Deuxième épisode : la gifle
L’après-midi même qui suivit cette discussion, tandis qu’il finissait de régler la température de son fourneau, Dubois vit des hommes arriver sur la place. Ils disposèrent au sol une collection de madriers de bois, qu’ils assemblèrent en une sorte d’estrade. Un jeune tâcheron qui ne parlait que l’espagnol passa à ce moment par la salle de restaurant. « Patibulo » lâcha-t-il en manipulant son seau d’eau avec application.
– « Qu’est-ce qu’il a dit ? demanda Dubois à Joseph.
– J’ai pas compris répondit le petit garçon. C’était de l’espagnol, je crois, le type, il vient de Cordoue. C’est monsieur Dejazet qui me l’a dit. Il doit apporter de l’eau aux maçons. Je peux aller demander, si tu veux.
– C’est ça, va demander. Et puis moi, pendant ce temps-là, je vais terminer mon pâté. Tout est fait. Il me reste à cuire. J’espère que Saint-Maur nous foutra la paix mais j’ai bon espoir. je maîtrise l’usage du fourneau, maintenant.
– T’as mis quoi dedans ? Le cochon que t’a donné Pujols ?
– Non, cela je vais le faire pour les ouvriers. Dejazet a demandé à Saint-Maur et Lantrac de l’aide pour se fournir en viandes. Il a eu tout ce qu’il voulait, alors on ne va pas lui faire goûter le cochon des Mahonnais, tu penses ! Alors j’ai préparé une farce à base de veau, de pigeon et de poulet, avec des pistaches ; j’y mettrai du bouillon de madère pour la gelée… C’est une préparation que je faisais souvent quand j’étais en service à Paris. C’est un secret ! Allez maintenant, yallah ! file !

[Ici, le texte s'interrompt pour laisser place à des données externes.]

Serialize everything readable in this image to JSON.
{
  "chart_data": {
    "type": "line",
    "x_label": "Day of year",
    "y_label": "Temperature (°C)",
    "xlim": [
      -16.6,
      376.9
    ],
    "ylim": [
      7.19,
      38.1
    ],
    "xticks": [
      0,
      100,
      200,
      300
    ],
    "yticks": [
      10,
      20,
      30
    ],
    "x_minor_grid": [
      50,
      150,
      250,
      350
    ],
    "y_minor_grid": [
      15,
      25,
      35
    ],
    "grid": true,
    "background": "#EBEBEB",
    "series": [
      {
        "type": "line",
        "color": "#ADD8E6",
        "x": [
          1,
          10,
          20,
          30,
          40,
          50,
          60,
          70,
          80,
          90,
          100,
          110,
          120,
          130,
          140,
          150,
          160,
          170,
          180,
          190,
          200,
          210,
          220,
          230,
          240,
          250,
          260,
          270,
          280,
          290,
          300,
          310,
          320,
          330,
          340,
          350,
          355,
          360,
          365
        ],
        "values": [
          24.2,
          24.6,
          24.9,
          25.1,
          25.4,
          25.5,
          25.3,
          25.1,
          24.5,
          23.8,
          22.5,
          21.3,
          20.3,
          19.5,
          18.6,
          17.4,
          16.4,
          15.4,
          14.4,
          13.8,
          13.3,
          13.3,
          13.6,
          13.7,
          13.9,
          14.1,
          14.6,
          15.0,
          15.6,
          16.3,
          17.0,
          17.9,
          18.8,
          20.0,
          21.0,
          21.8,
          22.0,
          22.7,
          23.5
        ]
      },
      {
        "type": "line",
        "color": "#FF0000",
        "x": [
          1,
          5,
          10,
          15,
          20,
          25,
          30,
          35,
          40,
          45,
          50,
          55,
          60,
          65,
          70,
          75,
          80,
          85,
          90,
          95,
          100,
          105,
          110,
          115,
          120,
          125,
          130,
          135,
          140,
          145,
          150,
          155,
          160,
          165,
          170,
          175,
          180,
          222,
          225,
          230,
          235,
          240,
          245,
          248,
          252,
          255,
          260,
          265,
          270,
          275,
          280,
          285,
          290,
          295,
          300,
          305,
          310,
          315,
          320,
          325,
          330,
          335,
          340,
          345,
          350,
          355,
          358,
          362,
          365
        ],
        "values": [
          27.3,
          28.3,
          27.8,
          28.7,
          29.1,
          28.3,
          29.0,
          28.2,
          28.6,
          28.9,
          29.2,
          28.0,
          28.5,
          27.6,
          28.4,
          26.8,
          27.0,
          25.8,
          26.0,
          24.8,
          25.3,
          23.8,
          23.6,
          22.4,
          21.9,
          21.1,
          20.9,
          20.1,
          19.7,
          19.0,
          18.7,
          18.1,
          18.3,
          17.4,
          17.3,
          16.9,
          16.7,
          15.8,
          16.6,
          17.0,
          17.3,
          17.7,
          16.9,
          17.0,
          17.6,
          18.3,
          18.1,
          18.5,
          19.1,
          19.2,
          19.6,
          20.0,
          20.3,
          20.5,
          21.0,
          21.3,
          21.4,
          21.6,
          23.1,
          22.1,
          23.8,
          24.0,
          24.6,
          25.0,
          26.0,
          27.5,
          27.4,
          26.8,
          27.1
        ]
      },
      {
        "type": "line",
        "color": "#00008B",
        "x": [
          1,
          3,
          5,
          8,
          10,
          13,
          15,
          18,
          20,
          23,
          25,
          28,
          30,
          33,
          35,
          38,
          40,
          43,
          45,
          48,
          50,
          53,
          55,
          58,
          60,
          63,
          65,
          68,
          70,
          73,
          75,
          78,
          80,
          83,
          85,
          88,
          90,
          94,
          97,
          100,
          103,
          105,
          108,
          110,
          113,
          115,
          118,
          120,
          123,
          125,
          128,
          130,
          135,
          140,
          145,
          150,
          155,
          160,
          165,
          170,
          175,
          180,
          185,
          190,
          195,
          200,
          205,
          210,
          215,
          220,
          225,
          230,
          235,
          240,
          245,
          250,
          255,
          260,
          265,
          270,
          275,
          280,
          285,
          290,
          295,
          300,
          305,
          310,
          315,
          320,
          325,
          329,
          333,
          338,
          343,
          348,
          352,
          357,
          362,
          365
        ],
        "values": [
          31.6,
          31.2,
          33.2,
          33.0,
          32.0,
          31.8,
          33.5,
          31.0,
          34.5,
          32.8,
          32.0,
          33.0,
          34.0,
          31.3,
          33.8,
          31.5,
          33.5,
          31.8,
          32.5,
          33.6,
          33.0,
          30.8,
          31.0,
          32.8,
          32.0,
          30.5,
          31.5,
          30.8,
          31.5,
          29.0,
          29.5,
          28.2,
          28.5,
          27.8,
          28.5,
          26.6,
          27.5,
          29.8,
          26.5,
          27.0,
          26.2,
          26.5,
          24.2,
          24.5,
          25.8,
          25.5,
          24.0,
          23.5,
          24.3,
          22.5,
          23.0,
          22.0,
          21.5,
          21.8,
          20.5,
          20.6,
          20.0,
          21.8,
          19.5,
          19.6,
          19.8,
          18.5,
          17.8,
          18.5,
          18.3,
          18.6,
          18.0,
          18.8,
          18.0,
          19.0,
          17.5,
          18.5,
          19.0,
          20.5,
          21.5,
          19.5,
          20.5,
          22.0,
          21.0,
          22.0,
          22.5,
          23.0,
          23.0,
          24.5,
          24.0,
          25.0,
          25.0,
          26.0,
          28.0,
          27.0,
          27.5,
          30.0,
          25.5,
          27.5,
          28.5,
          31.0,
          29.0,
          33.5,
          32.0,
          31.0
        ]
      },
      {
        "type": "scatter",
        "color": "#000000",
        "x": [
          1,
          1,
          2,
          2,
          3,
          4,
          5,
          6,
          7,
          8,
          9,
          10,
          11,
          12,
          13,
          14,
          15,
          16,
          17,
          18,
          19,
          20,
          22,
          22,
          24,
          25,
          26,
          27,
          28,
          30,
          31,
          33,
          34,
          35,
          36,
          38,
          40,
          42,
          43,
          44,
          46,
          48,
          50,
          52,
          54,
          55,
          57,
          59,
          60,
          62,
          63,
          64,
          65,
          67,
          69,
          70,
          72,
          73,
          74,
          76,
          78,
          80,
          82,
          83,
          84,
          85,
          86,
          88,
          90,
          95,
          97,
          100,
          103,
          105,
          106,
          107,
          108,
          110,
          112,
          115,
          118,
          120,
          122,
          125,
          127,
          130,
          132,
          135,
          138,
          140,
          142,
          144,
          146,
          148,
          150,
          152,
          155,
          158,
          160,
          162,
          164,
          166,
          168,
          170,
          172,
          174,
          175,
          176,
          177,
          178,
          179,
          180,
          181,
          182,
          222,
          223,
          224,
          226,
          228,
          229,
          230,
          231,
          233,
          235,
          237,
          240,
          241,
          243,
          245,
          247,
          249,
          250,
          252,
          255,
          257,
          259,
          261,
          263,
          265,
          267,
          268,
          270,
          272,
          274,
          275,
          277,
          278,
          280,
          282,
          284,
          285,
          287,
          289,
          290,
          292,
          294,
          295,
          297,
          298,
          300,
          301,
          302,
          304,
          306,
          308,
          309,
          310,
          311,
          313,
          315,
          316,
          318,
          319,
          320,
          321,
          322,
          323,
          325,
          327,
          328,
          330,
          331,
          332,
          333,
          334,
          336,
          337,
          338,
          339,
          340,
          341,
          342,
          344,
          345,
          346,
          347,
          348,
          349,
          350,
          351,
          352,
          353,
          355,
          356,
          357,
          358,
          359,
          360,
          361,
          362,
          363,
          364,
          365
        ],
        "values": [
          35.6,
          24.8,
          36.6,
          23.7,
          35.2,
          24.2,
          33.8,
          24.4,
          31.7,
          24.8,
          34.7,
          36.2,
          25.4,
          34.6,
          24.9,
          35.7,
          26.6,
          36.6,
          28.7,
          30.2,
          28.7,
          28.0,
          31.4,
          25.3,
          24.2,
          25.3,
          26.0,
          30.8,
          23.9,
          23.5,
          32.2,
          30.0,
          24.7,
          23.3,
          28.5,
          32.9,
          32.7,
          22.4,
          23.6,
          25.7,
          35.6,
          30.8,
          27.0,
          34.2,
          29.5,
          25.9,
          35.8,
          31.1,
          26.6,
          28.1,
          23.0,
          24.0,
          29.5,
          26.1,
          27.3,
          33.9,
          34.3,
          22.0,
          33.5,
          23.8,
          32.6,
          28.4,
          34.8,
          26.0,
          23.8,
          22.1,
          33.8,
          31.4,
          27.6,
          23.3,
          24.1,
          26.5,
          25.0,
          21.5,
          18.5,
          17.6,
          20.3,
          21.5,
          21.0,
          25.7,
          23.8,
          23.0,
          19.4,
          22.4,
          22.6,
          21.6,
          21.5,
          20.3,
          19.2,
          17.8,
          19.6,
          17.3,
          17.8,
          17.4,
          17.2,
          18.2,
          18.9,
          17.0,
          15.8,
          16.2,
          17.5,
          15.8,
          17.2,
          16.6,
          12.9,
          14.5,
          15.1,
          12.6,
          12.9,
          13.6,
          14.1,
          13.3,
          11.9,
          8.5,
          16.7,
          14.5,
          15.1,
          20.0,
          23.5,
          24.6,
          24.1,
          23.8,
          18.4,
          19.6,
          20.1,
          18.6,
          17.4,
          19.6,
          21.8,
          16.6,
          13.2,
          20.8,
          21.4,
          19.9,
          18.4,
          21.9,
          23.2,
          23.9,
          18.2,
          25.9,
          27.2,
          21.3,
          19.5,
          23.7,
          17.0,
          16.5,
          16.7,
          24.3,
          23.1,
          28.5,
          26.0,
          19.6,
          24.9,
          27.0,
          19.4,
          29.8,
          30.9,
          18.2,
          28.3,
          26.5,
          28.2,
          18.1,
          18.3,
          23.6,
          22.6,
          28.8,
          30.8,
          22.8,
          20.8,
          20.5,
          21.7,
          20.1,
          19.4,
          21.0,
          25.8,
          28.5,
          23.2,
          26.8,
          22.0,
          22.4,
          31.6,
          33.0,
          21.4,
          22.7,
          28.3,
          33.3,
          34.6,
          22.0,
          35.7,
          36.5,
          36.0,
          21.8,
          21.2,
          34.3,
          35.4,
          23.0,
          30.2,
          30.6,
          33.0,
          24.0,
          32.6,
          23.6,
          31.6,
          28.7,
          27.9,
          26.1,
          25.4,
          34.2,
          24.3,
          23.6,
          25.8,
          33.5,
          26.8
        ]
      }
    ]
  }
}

– Tout de suite, sidi ! dit Joseph dans un éclat de rire.
Il partit en cavalant sur ses deux petites jambes. Dubois revint à son ouvrage. Il vérifia que la température du four était à la bonne température et enfourna sa pièce. C’était une terrine qui devait avoisiner les trois kilos. « Un chef d’œuvre » avait dit Dubois en la montrant à Dejazet. Il ne restait plus qu’à veiller au grain durant les deux heures de cuisson.
Dubois se rapprocha de la fenêtre de la salle de restaurant. Les ouvriers étaient toujours occupés à amener du bois et à le disposer au sol, selon les indications du charpentier en chef. Il y avait pas mal de spectateurs alentours. Dubois vit bientôt s’élever un plancher placé à deux mètres de hauteur, auquel on accédait par un escalier de belle largeur. Il comprit alors qu’il s’agissait d’un échafaud, si bien que lorsque Joseph revint avec la même information, il put lui répondre dans un soupir résigné qu’il le savait déjà.
Depuis leur rencontre, Joseph ne lâchait pas Dubois d’une semelle. Le gamin servait de garçon de courses, de traducteur, de gazettier et recevait un quart de la paye de Dubois, prélevée directement chez Dejazet. Le directeur s’était ému de la générosité de Dubois mais celui-ci avait répondu qu’il n’avait pas besoin d’argent. « Et puis je l’aime bien, moi, ce gamin. II est loyal, débrouillard, il connaît tout le monde ». Et de le nourrir, de l’abreuver, de le vêtir de frusques moins sales, de jouer au grand frère.
« Non, je ne veux pas. Ce n’est pas un spectacle. J’y ai assisté une fois…
– Tu vois, tu dis que ce n’est pas un spectacle mais tu l’as déjà vu, toi !
– Joseph, il n’en est pas question. J’ai besoin de toi demain après-midi, nous allons pêcher !
– Je sais pas nager, je mont’ra pas sur le navire. De toutes façons, moi, je vas rentrer à Bab-Azoun !
– Joseph, je t’ordonne !
– T’es personne, tu peux pas ordonner ! C’est monsieur Pujols qui décide ! Et lui, il va dire oui. J’ai le droit. J’ai dix ans. Il y en a des qui sont plus petits et qui verreront.
– Joseph ! Tu m’agaces ! Quand je te dis quelque chose, tu le fais. Et demain, nous irons pêcher !
– T’es personne, je fais qu’est-ce que je veux ! »
Dubois arma la main et, au terme d’une brusque rotation du poignet, souffleta Joseph. Le gamin porta la main sur la joue douloureuse, éclata en sanglots et partit en courant.